Today we might boil that down to the 10 commandments. James would say that the danger of this type of living is that by breaking one law, then we are guilty of breaking all of them. When was the last time any of us were in Jerusalem offering a sacrifice in the Temple? How many have mixed fibers, poly blends? Should I mention tattoos? The Law had the purpose, according to Moses of setting, making God’s chosen people stand apart. Paul says that it also defined sin. We look at the law to see how we’d not be able to obtain a right standing before The Lord Almighty.
But staying on guard isn’t just this teaching. It also comes in the health and wealth Gospel. One preacher in Houston is famous for telling his listeners that God really wants us to be happy, wants us to pursue our best for ourselves. He has the nation’s largest church. People like that message. But our Father didn’t call us for that. He called us to live for Christ.  To live lives worthy of the grace that we’ve received.
Another danger comes not so much from false teachers, but from a lie. Aesop’s Fables is where that one worldview comes from. This is a way that we rely upon our flesh. And yet, when storms come, we also do something else because of this lie. We allow our pride to step in and keep us from sharing our burdens with one another. There is no shame when you let a brother or sister in Christ know that you have a struggle, a hurt, a need.
So in our text, Paul tells us that there is no confidence in the flesh. If there was, then he’d have it in spades. But all that he has is worth nothing.
He would tell the Corinthian church that it is in his weakness that Christ’s strength is made known. Christ doesn’t ask for us to surrender part of ourselves for the Gospel. He wants us to totally surrender all of ourselves. He doesn’t desire just the bad parts, but also our strength, our minds, our heats. Then the Holy Spirit can work in and through us. We need to be on guard.

3.  We realize where our focus should be. This should be our goal, to know Christ more. If we are blessed by a person, aren’t we inclined to know more about him? Here we have a great salvation, a God who wants to know us to the point that He sent his Son for us. All we have to do is surrender to Him.
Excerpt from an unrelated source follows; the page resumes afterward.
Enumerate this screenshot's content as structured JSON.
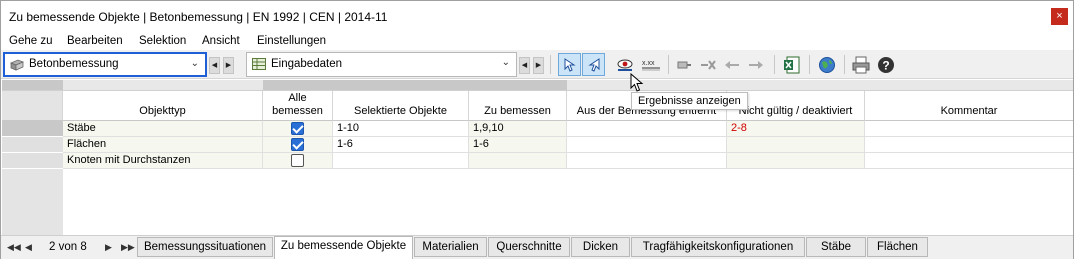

Everything else, all the good we’ve done, all the bad stumbles we’ve made, they are nothing.  This is the attitude Paul had.

When our focus is on knowing Christ, learning how to love others as he’s loved us, when we are on guard by clinging to the Bible, and when we rejoice in the Lord, we will see those in the world as the Father sees them. We will love them as the Father loves us. And they will be receptive to the great news we have. So tell me, what is your worldview?